Li Deng, University of Waterloo (Canada)
An outline and general design of an integrated-multilingual speech recognizer is presented, focusing on its key novelty of cross-language portability. This recognizer extends the one described in Deng and Sun (1994) in that the overlapping features designed originally for American English are improved, generalized, and need only a slight expansion to cover Mandarin/Cantonese Chinese and Canadian French. It also enhances the recognizer of Deng and Sameti (1996) in that the object of dynamic modeling is moved from the observable acoustic domain to the hidden production-affiliated variables defined in the task-dynamic model of speech production (Saltzman and Munhall, 1989). Major components of the recognizer and the related training and recognition algorithms are described.

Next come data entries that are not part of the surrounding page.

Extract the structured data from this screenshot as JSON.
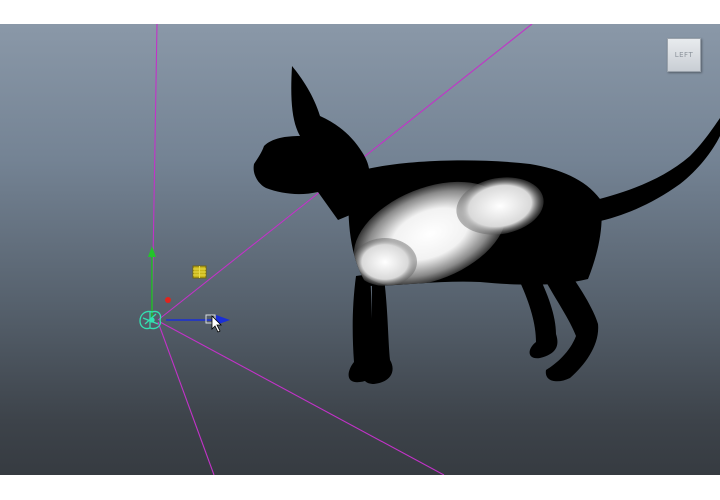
{
  "viewport": {
    "background_top": "#8a98a8",
    "background_bottom": "#363b41"
  },
  "view_cube": {
    "face_label": "LEFT"
  },
  "scene": {
    "camera_frustum_color": "#cc33cc",
    "cat_body_color": "#000000",
    "cat_patch_color": "#ffffff",
    "light_icon_color": "#d4c21a",
    "camera_icon_color": "#33e0b0"
  },
  "manipulator": {
    "tool": "move-tool",
    "axis_colors": {
      "x": "#1a2fd6",
      "y": "#22c42a",
      "z": "#e0241c"
    }
  },
  "cursor": {
    "icon": "arrow-pointer-icon"
  }
}
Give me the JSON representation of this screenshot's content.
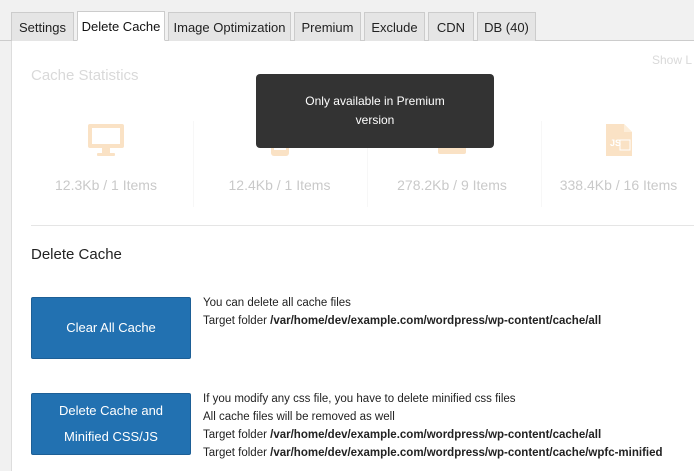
{
  "tabs": [
    {
      "label": "Settings"
    },
    {
      "label": "Delete Cache"
    },
    {
      "label": "Image Optimization"
    },
    {
      "label": "Premium"
    },
    {
      "label": "Exclude"
    },
    {
      "label": "CDN"
    },
    {
      "label": "DB (40)"
    }
  ],
  "active_tab": "Delete Cache",
  "stats": {
    "title": "Cache Statistics",
    "show_link": "Show L",
    "items": [
      {
        "icon": "desktop-icon",
        "value": "12.3Kb / 1 Items"
      },
      {
        "icon": "mobile-icon",
        "value": "12.4Kb / 1 Items"
      },
      {
        "icon": "css-file-icon",
        "value": "278.2Kb / 9 Items"
      },
      {
        "icon": "js-file-icon",
        "value": "338.4Kb / 16 Items"
      }
    ]
  },
  "tooltip": {
    "line1": "Only available in Premium",
    "line2": "version"
  },
  "delete_cache": {
    "title": "Delete Cache",
    "clear_all": {
      "button_label": "Clear All Cache",
      "line1": "You can delete all cache files",
      "target_label": "Target folder",
      "target_path": "/var/home/dev/example.com/wordpress/wp-content/cache/all"
    },
    "minified": {
      "button_line1": "Delete Cache and",
      "button_line2": "Minified CSS/JS",
      "line1": "If you modify any css file, you have to delete minified css files",
      "line2": "All cache files will be removed as well",
      "target_label_1": "Target folder",
      "target_path_1": "/var/home/dev/example.com/wordpress/wp-content/cache/all",
      "target_label_2": "Target folder",
      "target_path_2": "/var/home/dev/example.com/wordpress/wp-content/cache/wpfc-minified"
    }
  },
  "colors": {
    "accent": "#2271b1",
    "icon_orange": "#f0a54a",
    "tooltip_bg": "#333333"
  }
}
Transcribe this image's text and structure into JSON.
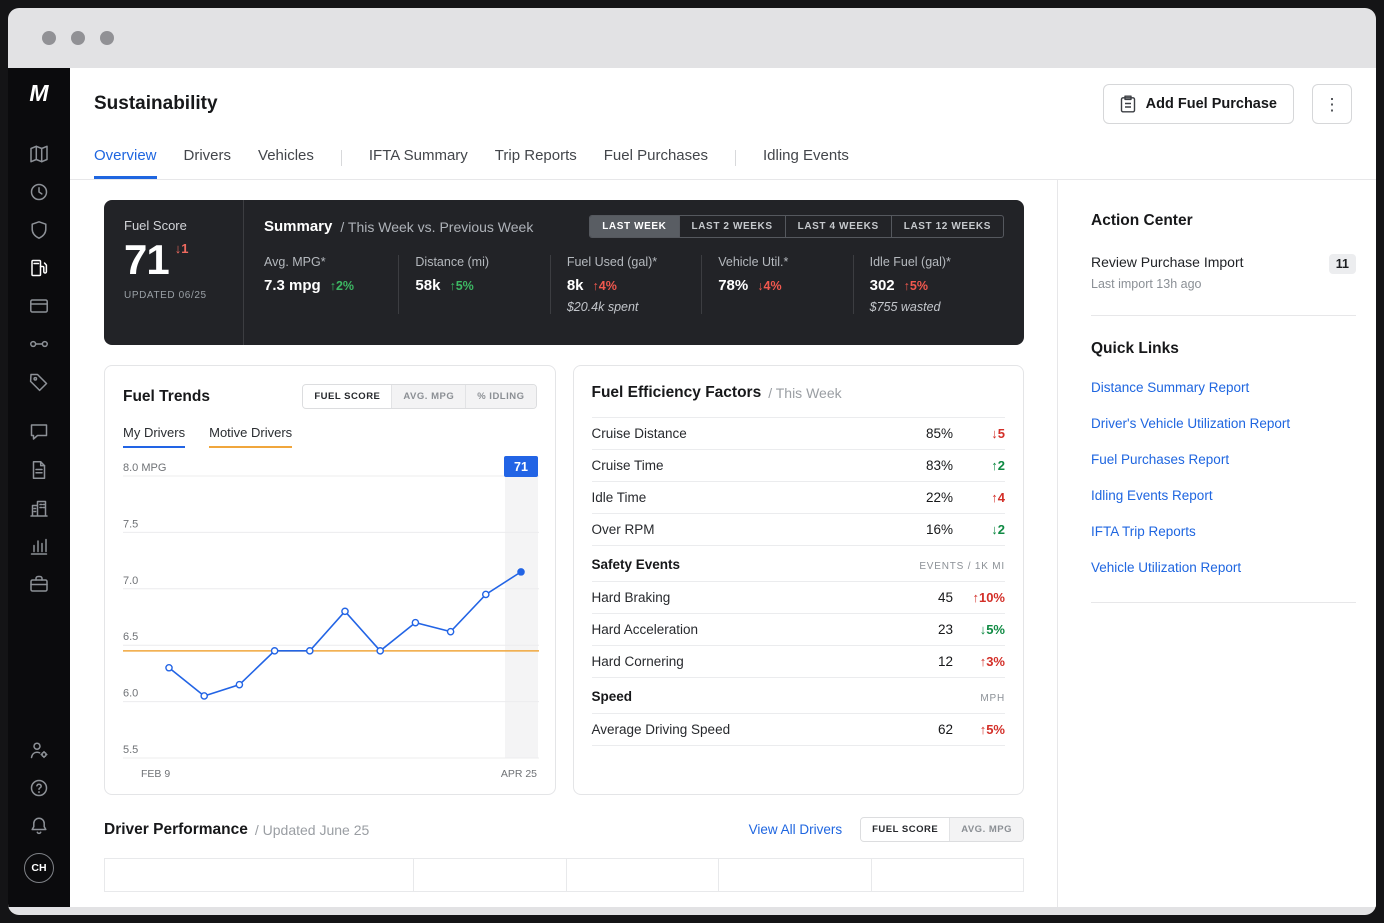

Stephen A. Zahorian, Old Dominion University (U.S.A.)
Peter L. Silsbee, Old Dominion University (U.S.A.)
Xihong Wang, Old Dominion University (U.S.A.)
This paper presents methods and experimental results for phonetic classification using 39 phone classes and the NIST recommended training and test sets for NTIMIT and TIMIT. Spectral/temporal features which represent the smoothed trajectory of FFT derived speech spectra over 300 ms intervals are used for the analysis. Classification tests are made with both a binary-pair partitioned (BPP) neural network system (one neural network for each of the 741 pairs of phones) and a single large neural network. Classification accuracy is very similar for the two types of networks, but the BPP method has the advantage of much less training time. The best results obtained (77% for TIMIT and 67.4% for NTIMIT) compare favorably to the best results reported in the literature for this task.